Red tape tying up caravans donated for fire victims

ByMarty LedwichJanuary 16, 2020
Red tape tying up caravans donated for fire victims

Volunteer organisation Find A Bed has had its offer to donate caravans as emergency accommodation for those affected by the bushfire crisis blocked because of local government legislation.

If you lose your home in a house fire, you can normally rely on your neighbours for temporary accommodation but when a whole community has been destroyed in a bushfire, your options are limited indeed. In an effort to help out victims of the recent bushfires in NSW, volunteer organisation Find A Bed was set up as a safe and accessible point of contact for those in need of emergency accommodation. The group gathers requests for accommodation and matches them with the most suitable free temporary or long-term accommodation including caravans donated by people from all over Australia.

Now this service has hit a snag thanks to an obscure regulation that could prohibit people from using caravans as emergency accommodation.

The Regulation at the heart of the issue is the Local Government (Manufactured Home Estates, Caravan Parks, Camping Grounds and Moveable Dwellings) Regulation 2005. Under the Regulation, homeowners are restricted to having just one caravan on their land without prior council approval, “so long as it is used for habitation only by the owner or by members of the owner’s household”.

That’s not all. The regulation also states that people can only use caravans, tents and other RVs for a maximum of two days at a time. They cannot occupy them for more than 60 days in total over a 12-month period without receiving prior approval from the local council.

The organisation’s co-founder Erin Riley said locals in the Batemans Bay area were concerned about the legal restrictions around caravan use. “Some people already own caravans or have access to caravans and just want to live on their land or nearby. In other cases, we have been offered donor caravans that people want to provide but can’t as long as the regulations are the way they are”.

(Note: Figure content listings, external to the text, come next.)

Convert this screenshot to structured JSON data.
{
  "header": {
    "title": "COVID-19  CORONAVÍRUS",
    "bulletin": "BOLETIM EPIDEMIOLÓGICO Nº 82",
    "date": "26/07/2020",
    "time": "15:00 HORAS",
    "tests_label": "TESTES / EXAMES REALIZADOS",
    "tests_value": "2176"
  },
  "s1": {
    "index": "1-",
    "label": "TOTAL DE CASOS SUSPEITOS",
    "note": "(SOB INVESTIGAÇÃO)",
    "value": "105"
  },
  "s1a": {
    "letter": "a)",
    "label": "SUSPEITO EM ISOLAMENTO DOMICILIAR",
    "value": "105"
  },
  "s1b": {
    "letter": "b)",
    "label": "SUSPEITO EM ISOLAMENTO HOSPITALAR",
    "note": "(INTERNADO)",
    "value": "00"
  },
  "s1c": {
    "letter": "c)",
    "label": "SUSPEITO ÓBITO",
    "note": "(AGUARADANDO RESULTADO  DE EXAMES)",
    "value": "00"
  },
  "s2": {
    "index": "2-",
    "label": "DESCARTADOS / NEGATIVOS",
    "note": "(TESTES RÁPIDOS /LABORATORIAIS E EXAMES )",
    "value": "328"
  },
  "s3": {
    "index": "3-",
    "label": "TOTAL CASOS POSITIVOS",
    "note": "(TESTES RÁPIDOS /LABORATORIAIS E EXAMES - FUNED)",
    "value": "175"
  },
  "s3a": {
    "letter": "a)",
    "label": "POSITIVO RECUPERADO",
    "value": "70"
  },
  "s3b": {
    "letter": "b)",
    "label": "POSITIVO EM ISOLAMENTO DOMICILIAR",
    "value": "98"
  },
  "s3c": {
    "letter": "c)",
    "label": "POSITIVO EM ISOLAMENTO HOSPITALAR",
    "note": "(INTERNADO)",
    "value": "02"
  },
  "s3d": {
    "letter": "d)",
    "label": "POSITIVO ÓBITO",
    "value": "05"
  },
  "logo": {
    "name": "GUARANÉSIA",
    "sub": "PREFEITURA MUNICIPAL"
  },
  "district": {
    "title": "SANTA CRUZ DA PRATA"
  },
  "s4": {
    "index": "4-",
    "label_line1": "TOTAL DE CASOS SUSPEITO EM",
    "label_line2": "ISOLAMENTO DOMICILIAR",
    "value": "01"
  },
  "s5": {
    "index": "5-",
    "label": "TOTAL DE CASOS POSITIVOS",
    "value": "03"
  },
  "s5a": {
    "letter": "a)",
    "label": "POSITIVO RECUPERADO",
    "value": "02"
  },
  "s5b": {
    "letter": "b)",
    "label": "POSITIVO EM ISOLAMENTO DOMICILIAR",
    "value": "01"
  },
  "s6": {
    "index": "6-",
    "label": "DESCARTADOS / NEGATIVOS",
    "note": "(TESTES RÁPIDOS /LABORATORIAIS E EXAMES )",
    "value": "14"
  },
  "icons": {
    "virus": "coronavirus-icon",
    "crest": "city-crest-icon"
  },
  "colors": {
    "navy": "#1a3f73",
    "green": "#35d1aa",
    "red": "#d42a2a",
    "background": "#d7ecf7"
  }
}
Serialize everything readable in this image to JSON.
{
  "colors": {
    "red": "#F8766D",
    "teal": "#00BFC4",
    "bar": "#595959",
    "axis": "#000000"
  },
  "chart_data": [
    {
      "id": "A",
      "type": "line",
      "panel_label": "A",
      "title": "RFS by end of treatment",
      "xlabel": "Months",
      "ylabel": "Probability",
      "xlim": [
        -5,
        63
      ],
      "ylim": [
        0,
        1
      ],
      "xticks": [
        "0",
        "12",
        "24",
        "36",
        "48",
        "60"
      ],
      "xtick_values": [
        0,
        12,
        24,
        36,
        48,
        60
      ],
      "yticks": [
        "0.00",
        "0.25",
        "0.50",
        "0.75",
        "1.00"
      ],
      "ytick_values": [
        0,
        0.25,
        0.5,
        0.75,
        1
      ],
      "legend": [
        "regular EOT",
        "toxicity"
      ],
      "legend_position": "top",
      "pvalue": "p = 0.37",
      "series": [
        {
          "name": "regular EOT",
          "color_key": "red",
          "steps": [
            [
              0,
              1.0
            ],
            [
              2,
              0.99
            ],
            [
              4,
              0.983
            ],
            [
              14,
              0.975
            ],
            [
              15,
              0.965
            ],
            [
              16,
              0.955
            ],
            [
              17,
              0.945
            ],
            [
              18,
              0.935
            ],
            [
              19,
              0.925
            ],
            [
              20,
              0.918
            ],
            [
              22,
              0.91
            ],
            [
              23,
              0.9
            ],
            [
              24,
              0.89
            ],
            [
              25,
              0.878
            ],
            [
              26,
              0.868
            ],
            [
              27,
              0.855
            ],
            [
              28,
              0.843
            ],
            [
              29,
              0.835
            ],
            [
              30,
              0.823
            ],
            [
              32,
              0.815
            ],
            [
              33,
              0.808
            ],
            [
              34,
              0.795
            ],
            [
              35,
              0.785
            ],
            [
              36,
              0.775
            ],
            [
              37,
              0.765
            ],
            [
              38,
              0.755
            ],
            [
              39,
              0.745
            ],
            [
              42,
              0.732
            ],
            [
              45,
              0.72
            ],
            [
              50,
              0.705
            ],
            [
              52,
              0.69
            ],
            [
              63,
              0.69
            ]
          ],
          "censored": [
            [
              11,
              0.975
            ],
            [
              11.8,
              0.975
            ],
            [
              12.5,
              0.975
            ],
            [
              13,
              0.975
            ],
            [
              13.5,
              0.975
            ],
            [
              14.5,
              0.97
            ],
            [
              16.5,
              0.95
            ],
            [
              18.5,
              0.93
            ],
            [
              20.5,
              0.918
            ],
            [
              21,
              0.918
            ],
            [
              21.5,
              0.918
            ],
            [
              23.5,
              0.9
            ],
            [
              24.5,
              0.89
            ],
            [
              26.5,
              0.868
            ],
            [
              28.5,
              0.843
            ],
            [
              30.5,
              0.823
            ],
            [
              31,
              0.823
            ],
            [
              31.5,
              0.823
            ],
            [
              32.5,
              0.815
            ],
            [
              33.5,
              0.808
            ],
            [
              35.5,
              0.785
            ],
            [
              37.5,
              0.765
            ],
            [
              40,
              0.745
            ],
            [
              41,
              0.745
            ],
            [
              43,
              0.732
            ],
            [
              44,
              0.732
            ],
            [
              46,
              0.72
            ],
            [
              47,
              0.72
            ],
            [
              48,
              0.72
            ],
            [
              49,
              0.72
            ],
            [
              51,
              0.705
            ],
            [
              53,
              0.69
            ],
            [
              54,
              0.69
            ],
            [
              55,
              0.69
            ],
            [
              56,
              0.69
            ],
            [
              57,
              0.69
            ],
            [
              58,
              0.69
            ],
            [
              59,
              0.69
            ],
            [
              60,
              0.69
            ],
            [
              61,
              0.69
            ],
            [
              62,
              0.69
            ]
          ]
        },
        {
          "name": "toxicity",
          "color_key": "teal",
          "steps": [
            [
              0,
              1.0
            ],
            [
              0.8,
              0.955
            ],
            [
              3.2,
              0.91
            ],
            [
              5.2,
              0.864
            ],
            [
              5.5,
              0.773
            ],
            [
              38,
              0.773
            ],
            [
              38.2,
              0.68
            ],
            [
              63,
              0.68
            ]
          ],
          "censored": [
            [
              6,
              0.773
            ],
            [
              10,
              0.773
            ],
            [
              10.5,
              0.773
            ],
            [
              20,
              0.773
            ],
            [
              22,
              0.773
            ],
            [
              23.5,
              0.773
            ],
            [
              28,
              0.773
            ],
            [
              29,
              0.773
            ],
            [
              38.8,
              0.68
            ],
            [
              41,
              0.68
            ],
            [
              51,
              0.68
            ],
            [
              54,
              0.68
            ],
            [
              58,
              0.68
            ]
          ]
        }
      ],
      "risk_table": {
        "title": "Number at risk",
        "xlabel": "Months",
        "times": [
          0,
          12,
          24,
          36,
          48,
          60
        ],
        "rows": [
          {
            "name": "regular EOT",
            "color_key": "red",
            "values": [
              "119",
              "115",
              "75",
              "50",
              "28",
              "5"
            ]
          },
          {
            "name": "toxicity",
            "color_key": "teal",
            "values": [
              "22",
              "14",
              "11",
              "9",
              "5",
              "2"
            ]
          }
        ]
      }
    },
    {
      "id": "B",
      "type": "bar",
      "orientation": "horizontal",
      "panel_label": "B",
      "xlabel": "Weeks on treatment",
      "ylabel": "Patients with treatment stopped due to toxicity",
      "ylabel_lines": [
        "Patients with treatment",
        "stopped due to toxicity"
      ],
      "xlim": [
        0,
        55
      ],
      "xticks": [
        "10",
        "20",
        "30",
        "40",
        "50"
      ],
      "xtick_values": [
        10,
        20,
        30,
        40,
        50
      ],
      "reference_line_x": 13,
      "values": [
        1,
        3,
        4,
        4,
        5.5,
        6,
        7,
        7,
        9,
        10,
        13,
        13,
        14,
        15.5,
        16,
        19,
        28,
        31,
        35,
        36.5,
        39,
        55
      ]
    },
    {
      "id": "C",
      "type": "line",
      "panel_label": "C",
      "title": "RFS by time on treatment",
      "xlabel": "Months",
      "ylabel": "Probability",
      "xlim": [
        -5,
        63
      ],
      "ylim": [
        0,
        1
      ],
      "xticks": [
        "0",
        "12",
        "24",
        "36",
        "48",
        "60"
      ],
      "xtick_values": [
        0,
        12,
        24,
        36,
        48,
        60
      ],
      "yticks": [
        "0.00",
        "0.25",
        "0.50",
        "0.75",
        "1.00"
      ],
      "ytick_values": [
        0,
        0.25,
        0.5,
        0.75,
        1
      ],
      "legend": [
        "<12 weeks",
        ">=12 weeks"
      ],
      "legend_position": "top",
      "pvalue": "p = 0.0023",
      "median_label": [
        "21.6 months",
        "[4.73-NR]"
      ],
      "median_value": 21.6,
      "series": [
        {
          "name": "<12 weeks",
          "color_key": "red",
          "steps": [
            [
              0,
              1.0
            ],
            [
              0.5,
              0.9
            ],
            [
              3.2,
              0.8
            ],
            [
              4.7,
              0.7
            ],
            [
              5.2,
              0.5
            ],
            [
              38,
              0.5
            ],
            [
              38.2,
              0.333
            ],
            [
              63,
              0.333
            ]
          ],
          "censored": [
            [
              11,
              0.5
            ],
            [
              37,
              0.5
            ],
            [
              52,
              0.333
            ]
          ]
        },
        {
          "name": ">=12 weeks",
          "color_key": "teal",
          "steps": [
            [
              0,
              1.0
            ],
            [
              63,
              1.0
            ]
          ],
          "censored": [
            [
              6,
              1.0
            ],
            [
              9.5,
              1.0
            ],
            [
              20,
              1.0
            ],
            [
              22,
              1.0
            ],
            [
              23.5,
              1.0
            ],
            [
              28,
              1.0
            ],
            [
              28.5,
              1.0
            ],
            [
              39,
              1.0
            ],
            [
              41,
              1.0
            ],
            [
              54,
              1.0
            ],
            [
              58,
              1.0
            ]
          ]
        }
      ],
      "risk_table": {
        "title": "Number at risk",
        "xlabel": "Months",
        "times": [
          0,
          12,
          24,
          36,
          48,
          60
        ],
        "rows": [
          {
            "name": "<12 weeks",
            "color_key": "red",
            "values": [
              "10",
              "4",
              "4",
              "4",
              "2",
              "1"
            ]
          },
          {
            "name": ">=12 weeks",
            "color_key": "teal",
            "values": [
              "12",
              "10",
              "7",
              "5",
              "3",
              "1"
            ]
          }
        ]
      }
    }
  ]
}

The NSW State Government is currently scrambling to amend the law. A spokesperson for Planning Minister Rob Stokes said, “We are committed to removing any obstacle or red tape that would get in the way of helping bushfire-affected communities to recover.”

In addition to the need for emergency accommodation, Find a Bed is also trying to resolve another major problem. Their website states “Fire-affected communities are in desperate need of generators. We have requests from a number of communities to provide generators. We are seeking to raise money to purchase the generators directly, from local suppliers in or around affected communities where possible.”

“We are starting by raising $10,000 to purchase generators for people in the heavily fire-affected region of Eurobodalla: six for people around Moruya, and three for Katungal Aboriginal medical centre in Bateman’s Bay.”

“We’ll also be happy to facilitate direct donations of new or like-new generators.”

With any luck, there won’t be any more obscure laws or regulations getting in the way of that initiative.